Phase diagrams supported by density functional theory methods can be crucial for designing high-entropy alloys that are subset of multi-principal$-$element alloys. We present phase and property analysis of quinary (MoW)$_{x}$Zr$_{y}$(TaTi)$_{1-x-y}$ refractory high-entropy alloys from combined Calculation of Phase Diagram (CALPHAD) and density-functional theory results, supplemented by molecular dynamics simulations. Both CALPHAD and density-functional theory analysis of phase stability indicates a Mo-W-rich region of this quinary has a stable single-phase body-centered-cubic structure. We report first quinary composition from Mo$-$W$-$Ta$-$Ti$-$Zr family of alloy with pseudo-elastic behavior, i.e., hysteresis in stress$-$strain. Our analysis shows that only Mo$-$W$-$rich compositions of Mo$-$W$-$Ta$-$Ti$-$Zr, i.e., Mo$+$W$\ge$ 85 at.%, show reproducible hysteresis in stress-strain responsible for pseudo-elastic behavior.

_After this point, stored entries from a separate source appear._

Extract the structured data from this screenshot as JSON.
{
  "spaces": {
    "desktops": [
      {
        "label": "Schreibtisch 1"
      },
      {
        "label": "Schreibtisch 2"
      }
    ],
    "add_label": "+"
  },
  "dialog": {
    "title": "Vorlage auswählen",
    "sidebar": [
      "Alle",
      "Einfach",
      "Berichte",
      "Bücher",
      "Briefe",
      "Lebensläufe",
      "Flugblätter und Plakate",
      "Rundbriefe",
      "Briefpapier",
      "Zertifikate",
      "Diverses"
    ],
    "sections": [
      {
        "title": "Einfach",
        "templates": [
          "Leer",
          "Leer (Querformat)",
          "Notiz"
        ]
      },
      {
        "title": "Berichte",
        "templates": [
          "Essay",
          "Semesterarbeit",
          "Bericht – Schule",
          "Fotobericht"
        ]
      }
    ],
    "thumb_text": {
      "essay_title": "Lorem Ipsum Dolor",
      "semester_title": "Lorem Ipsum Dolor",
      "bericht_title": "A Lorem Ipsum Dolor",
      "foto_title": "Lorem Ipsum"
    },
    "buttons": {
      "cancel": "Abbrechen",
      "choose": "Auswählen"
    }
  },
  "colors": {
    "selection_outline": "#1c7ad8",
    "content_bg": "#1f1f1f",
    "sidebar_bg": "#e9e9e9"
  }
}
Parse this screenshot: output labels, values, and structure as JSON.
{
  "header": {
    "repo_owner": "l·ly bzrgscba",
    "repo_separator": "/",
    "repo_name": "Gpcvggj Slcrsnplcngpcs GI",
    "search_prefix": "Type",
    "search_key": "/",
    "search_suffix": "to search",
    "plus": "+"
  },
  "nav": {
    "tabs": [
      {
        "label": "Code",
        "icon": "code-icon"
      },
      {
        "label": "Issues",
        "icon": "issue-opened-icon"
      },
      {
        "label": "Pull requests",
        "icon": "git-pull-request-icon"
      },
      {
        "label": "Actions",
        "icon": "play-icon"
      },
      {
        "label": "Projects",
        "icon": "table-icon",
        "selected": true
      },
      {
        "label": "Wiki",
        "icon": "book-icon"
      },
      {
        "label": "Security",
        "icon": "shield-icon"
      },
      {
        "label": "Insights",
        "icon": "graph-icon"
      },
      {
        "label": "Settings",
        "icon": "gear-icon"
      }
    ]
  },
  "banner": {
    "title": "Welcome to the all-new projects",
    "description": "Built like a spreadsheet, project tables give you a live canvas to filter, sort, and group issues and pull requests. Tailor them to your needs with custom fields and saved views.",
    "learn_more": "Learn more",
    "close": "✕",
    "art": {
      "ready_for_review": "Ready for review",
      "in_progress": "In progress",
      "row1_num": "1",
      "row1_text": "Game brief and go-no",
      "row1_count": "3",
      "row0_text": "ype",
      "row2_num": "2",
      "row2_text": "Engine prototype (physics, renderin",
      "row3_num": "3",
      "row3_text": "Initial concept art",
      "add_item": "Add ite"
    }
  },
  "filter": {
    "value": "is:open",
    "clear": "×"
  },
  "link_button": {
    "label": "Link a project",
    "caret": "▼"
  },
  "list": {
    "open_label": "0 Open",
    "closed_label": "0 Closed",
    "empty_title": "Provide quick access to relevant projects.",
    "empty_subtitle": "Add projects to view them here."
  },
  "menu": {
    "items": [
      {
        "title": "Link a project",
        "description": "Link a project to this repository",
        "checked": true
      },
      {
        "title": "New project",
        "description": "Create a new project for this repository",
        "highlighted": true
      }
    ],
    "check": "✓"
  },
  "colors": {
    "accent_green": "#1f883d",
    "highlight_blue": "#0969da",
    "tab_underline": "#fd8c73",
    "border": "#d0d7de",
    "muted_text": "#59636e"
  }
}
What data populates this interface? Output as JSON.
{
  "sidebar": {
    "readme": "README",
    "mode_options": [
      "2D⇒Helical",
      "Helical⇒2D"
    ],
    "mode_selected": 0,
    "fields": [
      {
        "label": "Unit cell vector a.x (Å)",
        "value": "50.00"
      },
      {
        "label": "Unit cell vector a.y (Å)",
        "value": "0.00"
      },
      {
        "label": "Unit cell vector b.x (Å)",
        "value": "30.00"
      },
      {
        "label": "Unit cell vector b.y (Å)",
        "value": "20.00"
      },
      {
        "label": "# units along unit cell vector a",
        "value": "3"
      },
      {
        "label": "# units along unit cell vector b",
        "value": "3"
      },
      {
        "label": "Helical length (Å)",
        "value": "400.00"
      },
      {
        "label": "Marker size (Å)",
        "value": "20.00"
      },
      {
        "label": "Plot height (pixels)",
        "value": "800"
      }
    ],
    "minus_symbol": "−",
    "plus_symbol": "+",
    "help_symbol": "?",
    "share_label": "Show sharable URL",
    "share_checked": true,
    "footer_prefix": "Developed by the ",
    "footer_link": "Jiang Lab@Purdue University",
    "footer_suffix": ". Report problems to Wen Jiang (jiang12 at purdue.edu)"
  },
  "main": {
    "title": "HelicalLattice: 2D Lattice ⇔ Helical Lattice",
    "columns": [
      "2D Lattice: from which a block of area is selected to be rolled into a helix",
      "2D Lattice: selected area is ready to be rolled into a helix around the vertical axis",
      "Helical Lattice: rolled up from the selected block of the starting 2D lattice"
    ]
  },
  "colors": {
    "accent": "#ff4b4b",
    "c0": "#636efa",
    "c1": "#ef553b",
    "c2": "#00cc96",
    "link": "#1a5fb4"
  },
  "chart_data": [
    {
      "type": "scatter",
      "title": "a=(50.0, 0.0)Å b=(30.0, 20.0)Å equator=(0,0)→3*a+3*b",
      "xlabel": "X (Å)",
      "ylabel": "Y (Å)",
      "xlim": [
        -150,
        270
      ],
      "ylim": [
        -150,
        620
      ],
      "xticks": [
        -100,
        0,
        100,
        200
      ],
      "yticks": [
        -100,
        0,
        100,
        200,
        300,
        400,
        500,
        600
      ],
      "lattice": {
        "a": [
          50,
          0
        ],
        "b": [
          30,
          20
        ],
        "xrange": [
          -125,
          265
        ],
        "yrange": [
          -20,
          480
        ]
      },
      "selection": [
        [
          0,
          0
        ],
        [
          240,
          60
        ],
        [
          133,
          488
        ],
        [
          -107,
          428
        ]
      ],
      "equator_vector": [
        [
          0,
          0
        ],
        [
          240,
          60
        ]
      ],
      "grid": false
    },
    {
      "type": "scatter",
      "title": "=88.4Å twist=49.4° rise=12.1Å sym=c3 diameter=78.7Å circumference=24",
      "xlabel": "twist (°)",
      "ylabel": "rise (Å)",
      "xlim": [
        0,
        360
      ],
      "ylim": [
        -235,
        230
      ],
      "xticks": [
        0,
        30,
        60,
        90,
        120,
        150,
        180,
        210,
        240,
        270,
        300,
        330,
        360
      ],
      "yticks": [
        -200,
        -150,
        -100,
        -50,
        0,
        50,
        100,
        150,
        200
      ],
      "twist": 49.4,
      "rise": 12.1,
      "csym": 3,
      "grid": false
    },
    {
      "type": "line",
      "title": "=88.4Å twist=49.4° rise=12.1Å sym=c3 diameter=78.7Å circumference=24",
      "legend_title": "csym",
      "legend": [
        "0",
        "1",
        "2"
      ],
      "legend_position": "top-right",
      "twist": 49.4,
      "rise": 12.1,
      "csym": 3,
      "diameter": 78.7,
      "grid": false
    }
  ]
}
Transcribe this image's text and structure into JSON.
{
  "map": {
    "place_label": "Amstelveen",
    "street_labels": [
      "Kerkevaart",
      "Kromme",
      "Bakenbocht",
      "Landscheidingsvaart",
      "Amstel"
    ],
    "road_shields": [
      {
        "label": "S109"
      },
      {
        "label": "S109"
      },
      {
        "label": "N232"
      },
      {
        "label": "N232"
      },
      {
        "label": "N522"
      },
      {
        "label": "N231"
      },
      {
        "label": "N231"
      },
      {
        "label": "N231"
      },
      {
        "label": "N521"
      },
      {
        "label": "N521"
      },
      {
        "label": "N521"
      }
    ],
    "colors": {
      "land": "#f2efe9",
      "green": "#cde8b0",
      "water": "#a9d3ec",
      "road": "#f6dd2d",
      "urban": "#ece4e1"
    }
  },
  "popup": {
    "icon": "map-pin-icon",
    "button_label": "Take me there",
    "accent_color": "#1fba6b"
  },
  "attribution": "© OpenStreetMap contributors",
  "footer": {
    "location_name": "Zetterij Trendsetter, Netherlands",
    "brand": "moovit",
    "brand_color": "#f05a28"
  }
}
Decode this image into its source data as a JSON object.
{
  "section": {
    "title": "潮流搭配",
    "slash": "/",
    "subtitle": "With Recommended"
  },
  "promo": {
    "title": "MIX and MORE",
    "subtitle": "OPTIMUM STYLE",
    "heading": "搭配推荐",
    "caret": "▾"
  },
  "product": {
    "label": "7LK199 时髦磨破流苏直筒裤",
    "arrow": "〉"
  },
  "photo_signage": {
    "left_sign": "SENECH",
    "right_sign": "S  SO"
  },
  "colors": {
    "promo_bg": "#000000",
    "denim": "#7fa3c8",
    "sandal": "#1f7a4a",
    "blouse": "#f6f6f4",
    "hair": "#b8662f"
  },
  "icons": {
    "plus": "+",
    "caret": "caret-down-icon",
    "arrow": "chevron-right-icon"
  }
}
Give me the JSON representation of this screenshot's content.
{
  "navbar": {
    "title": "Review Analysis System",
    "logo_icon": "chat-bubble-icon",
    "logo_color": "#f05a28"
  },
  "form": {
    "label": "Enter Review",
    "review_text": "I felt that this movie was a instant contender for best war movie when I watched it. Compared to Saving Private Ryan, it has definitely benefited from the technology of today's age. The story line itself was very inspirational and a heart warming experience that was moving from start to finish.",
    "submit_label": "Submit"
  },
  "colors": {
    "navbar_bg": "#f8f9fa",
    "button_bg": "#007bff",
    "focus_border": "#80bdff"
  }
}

The (MoW)$_{85}$Zr$_{7.5}$(TaTi)$_{7.5}$ was down-selected based on temperature-dependent phase diagram analysis and molecular dynamics simulations predicted elastic behavior that reveals twinning assisted pseudoelastic behavior. While mostly unexplored in body-centered-cubic crystals, twinning is a fundamental deformation mechanism that competes against dislocation slip in crystalline solids. This alloy shows identical cyclic deformation characteristics during uniaxial $\lt$100$\gt$ loading, i.e., the pseudoelasticity is isotropic in loading direction. Additionally, a temperature increase from 77 to 1500 K enhances the elastic strain recovery in load-unload cycles, offering possibly control to tune the pseudoelastic behavior.